Discussion in 'General Electronics Chat' started by vladtess, Dec 8, 2011.

  1. vladtess

    Thread Starter Member

    Jan 5, 2011
    Hi there! I decided to work with my 1A, 14 volt transformer's output to make sure I don't get hurt w/ transformers.

    I know that that formula where there is a relationship between the voltage in/turns and voltage out/turns around core. But the question is.. is there a minimum number of turns that must be maintained? I mean. For example if I want to make an isolation transformer, would 1 turn on pri and 1 turn on sec. be enough? I think it might just short due to low resistance.

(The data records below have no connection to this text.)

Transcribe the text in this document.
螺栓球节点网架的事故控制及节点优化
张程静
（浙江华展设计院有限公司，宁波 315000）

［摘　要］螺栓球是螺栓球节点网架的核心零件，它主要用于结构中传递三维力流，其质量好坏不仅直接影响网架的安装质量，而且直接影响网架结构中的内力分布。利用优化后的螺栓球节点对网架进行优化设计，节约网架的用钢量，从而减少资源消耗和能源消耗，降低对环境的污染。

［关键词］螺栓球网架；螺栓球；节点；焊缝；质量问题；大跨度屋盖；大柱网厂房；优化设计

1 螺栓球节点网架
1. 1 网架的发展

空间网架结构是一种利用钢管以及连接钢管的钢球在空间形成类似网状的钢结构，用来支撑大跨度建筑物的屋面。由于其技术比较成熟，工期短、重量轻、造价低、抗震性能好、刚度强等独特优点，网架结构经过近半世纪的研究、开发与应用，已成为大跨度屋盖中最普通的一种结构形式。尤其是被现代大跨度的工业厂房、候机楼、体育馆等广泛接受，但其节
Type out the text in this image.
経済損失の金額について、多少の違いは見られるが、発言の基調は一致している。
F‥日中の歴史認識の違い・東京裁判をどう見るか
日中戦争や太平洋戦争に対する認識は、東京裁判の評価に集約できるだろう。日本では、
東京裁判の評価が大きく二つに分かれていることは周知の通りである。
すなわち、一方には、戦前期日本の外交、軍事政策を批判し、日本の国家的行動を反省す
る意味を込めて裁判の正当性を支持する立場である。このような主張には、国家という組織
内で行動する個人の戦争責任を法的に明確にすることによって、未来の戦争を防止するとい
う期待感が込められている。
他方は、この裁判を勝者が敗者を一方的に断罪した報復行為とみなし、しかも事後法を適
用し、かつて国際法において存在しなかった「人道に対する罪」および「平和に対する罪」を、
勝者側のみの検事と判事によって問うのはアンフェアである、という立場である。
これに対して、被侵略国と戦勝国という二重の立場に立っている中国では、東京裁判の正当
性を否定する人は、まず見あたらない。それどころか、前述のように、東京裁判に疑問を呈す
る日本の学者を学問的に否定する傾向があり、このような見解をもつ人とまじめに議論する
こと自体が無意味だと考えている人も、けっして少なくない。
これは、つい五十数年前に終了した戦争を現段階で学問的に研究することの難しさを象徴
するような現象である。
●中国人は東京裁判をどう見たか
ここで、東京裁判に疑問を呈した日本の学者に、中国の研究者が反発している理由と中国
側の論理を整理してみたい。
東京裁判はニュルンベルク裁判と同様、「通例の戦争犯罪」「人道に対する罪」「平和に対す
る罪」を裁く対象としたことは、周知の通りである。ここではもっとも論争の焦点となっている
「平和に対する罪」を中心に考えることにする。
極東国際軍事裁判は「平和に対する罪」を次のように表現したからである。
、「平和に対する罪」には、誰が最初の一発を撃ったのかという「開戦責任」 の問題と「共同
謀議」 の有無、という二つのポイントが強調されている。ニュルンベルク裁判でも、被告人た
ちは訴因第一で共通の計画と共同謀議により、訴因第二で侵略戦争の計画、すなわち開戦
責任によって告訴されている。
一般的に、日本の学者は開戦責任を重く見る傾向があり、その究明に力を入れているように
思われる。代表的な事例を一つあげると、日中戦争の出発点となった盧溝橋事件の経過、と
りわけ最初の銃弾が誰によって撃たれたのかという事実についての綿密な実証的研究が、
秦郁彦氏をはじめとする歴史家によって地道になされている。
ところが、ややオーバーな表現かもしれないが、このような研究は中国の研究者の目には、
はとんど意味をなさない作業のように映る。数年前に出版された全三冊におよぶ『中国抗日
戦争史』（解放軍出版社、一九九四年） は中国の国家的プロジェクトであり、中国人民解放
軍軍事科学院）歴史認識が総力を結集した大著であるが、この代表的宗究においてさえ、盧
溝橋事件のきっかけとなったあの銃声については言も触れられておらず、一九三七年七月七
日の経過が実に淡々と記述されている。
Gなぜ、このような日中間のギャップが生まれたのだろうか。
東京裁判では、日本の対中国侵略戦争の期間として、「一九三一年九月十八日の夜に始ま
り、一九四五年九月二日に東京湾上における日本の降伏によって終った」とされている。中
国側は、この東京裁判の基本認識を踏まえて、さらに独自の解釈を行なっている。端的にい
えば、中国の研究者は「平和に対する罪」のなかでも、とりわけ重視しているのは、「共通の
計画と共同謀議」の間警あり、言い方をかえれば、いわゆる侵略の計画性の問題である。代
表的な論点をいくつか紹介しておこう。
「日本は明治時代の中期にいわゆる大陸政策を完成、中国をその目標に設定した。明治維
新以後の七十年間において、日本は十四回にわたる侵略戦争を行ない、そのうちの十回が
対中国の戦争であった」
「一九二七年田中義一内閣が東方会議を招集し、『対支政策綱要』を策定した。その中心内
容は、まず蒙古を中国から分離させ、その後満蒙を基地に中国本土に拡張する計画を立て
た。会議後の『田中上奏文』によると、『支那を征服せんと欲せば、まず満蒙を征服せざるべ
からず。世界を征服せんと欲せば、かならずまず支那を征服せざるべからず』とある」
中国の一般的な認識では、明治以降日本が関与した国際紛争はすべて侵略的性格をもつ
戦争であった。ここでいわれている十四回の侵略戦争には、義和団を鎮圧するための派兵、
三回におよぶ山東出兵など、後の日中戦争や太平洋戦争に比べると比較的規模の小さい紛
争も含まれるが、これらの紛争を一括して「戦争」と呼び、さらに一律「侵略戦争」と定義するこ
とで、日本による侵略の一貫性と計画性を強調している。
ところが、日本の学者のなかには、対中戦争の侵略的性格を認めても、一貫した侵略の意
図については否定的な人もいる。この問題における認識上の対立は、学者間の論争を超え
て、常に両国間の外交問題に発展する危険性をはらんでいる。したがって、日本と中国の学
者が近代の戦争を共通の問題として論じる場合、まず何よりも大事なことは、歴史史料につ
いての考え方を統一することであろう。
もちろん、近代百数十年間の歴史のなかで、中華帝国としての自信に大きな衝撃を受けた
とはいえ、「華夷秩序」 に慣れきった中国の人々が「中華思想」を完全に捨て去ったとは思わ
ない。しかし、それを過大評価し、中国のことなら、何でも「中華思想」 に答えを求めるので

    Any thoughts? I want to use as little magnet wire as possible.

  2. SgtWookie


    Jul 17, 2007
    You were right; 1 turn on the primary and 1 turn on the secondary would result in nearly a dead short if you were trying to operate it from 50Hz or 60Hz.

    Transformers are a pretty complex subject. I've been in electronics for many years, and I still don't claim to know all the ins and outs (pun intended) of transformers. There are engineers who spend their lives doing nothing but figuring out the best way to make transformers. It's a pretty specialized field.

    It frequently winds up being an iterative process. You go through a whole series of calculations on desired VA, Vin, Vout, Frequency, materials to be used, core size, core losses, permeability, eddy currents, turns ratio, desired impedance at the operating frequency, wire sizes for primary, secondary, tertiary etc, windings ... lots of things to keep in mind.

    And even if you're a specialist in such things, it usually doesn't work out exactly right the first time, and you have to make adjustments.

    Here's a page for some basic "ideal" transformer calculations:
    Keep in mind that the calculations are much simplified from what you'd need to use with real world components.

    There is an experiment in our E-book; "Build a Transformer", on this page:

    It's based on information contained in Volume II, chapter 9, here:

    Have a read through the chapter, and if you're up for it, get yourself some flat plates and some magnet wire, and give it a try.
  3. bountyhunter

    Well-Known Member

    Sep 7, 2009
    You have to have enough primary turns to create a proper amount of flux density in the core. It's sometimes called magnetizing inductance.
  4. Bernard


    Aug 7, 2008
    Generally the smaller the core the greater no of turns per V. Take a one pound core, 60Hz, might use 4 turns per V,
  5. thatoneguy


    Feb 19, 2009
    Weller Soldering guns use the "many turns to few" method to get low voltage, very high current to go through the soldering gun tip, it heats up from the massive amount of current, the "soldering tip" is just a piece of copper. I'm unsure how many amps those put through the tip, but I wouldn't doubt high double digits.